Aval dado pelo Conselho Federal de Medicina ao recebimento de brindes da indústria é criticado por órgão paulista
Um acordo que permite aos médicos viajar e receber brindes da indústria farmacêutica provocou um racha entre o CFM (Conselho Federal de Medicina) e o conselho médico paulista, o Cremesp.
Em 2010, o CFM havia anunciado que proibiria viagens de médicos a convite dos laboratórios. No mês passado, porém, o conselho recuou da ideia e acabou fechando um acordo com a Interfarma (Associação da Indústria Farmacêutica de Pesquisa) liberando as viagens.
Em sessão plenária do último dia 23, os conselheiros paulistas aprovaram um documento em que discordam do acordo por julgá-lo “um retrocesso”. “Ele sedimenta práticas que são eticamente inaceitáveis”, diz o documento, obtido com exclusividade pela Folha.
Para o conselho, é “inaceitável” a parceria entre o CFM, um órgão federal julgador e disciplinador da classe médica, e uma entidade representativa de empresas privadas que têm interesses nas áreas de medicina e saúde.
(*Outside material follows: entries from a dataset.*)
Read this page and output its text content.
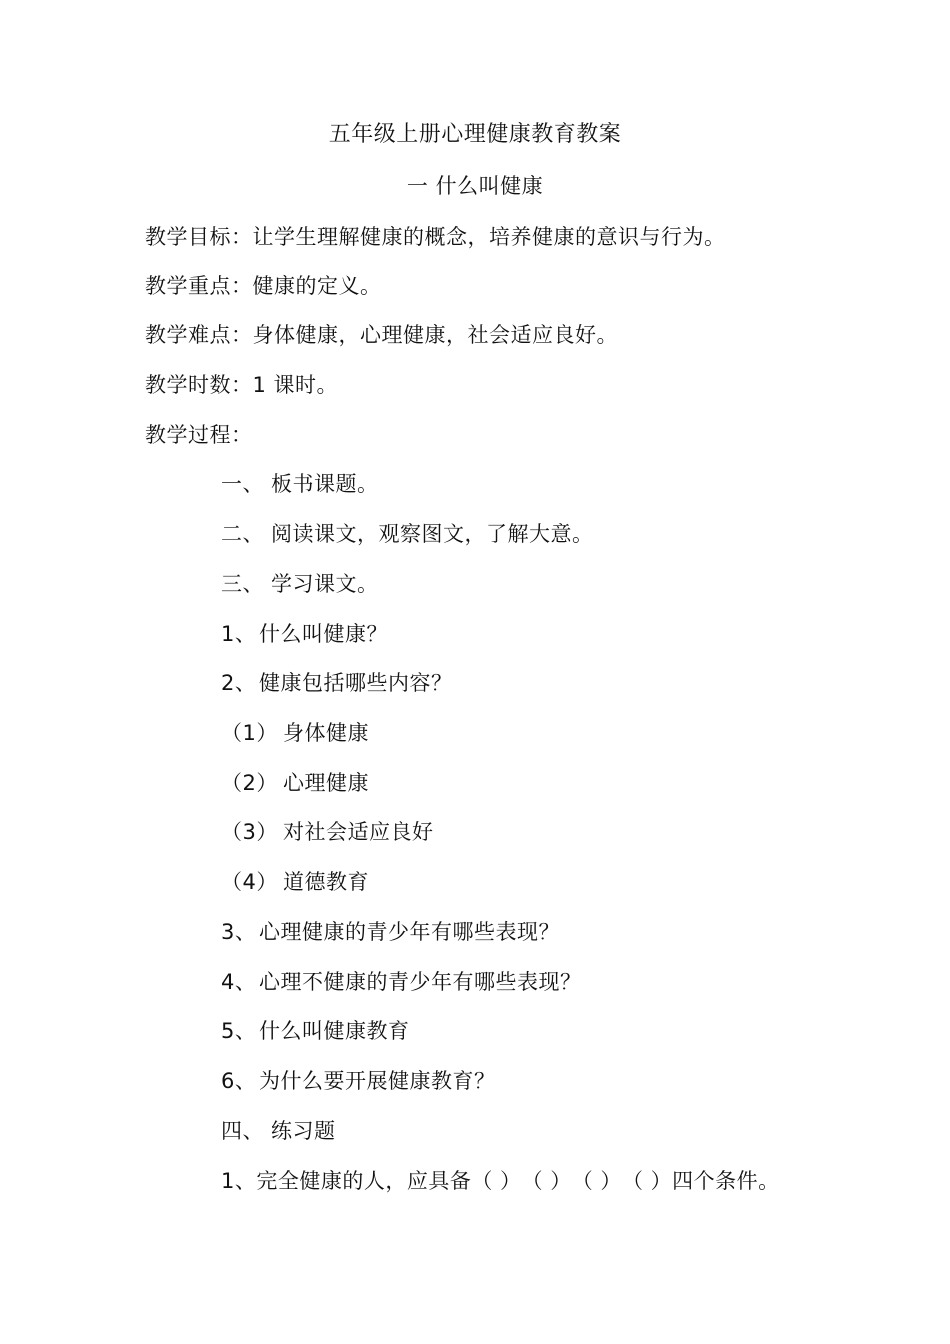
五年级上册心理健康教育教案
一 什么叫健康
教学目标：让学生理解健康的概念，培养健康的意识与行为。
教学重点：健康的定义。
教学难点：身体健康，心理健康，社会适应良好。
教学时数：1 课时。
教学过程：
一、 板书课题。
二、 阅读课文，观察图文，了解大意。
三、 学习课文。
1、 什么叫健康？
2、 健康包括哪些内容？
（1） 身体健康
（2） 心理健康
（3） 对社会适应良好
（4） 道德教育
3、 心理健康的青少年有哪些表现？
4、 心理不健康的青少年有哪些表现？
5、 什么叫健康教育
6、 为什么要开展健康教育？
四、 练习题
1、完全健康的人，应具备（ ）（ ）（ ）（ ）四个条件。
“Por princípio, esse acordo não deveria existir porque há um evidente conflito de interesses”, afirma o médico Renato Azevedo Júnior, presidente do Cremesp.
Entre as distorções apontadas pelo Cremesp estão a autorização de viagens e participações de médicos em congressos sem apontar os critérios para escolha dos beneficiados, além do registro de efeitos adversos de medicamentos – que passaria a ser fornecido pelo médico ao propagandista da indústria.
“O médico deve informar a Vigilância Sanitária sobre efeitos colaterais, não o propagandista. Médico não vai trabalhar para a indústria”, afirma Azevedo Júnior.
Ele também critica o fato de o acordo autorizar que médicos recebam presentes e brindes oferecidos pelos laboratórios e estipular valores e periodicidade. “Além de ser difícil fiscalizar isso, não tem o menor efeito porque não é pelo valor que o médico ser influenciado.”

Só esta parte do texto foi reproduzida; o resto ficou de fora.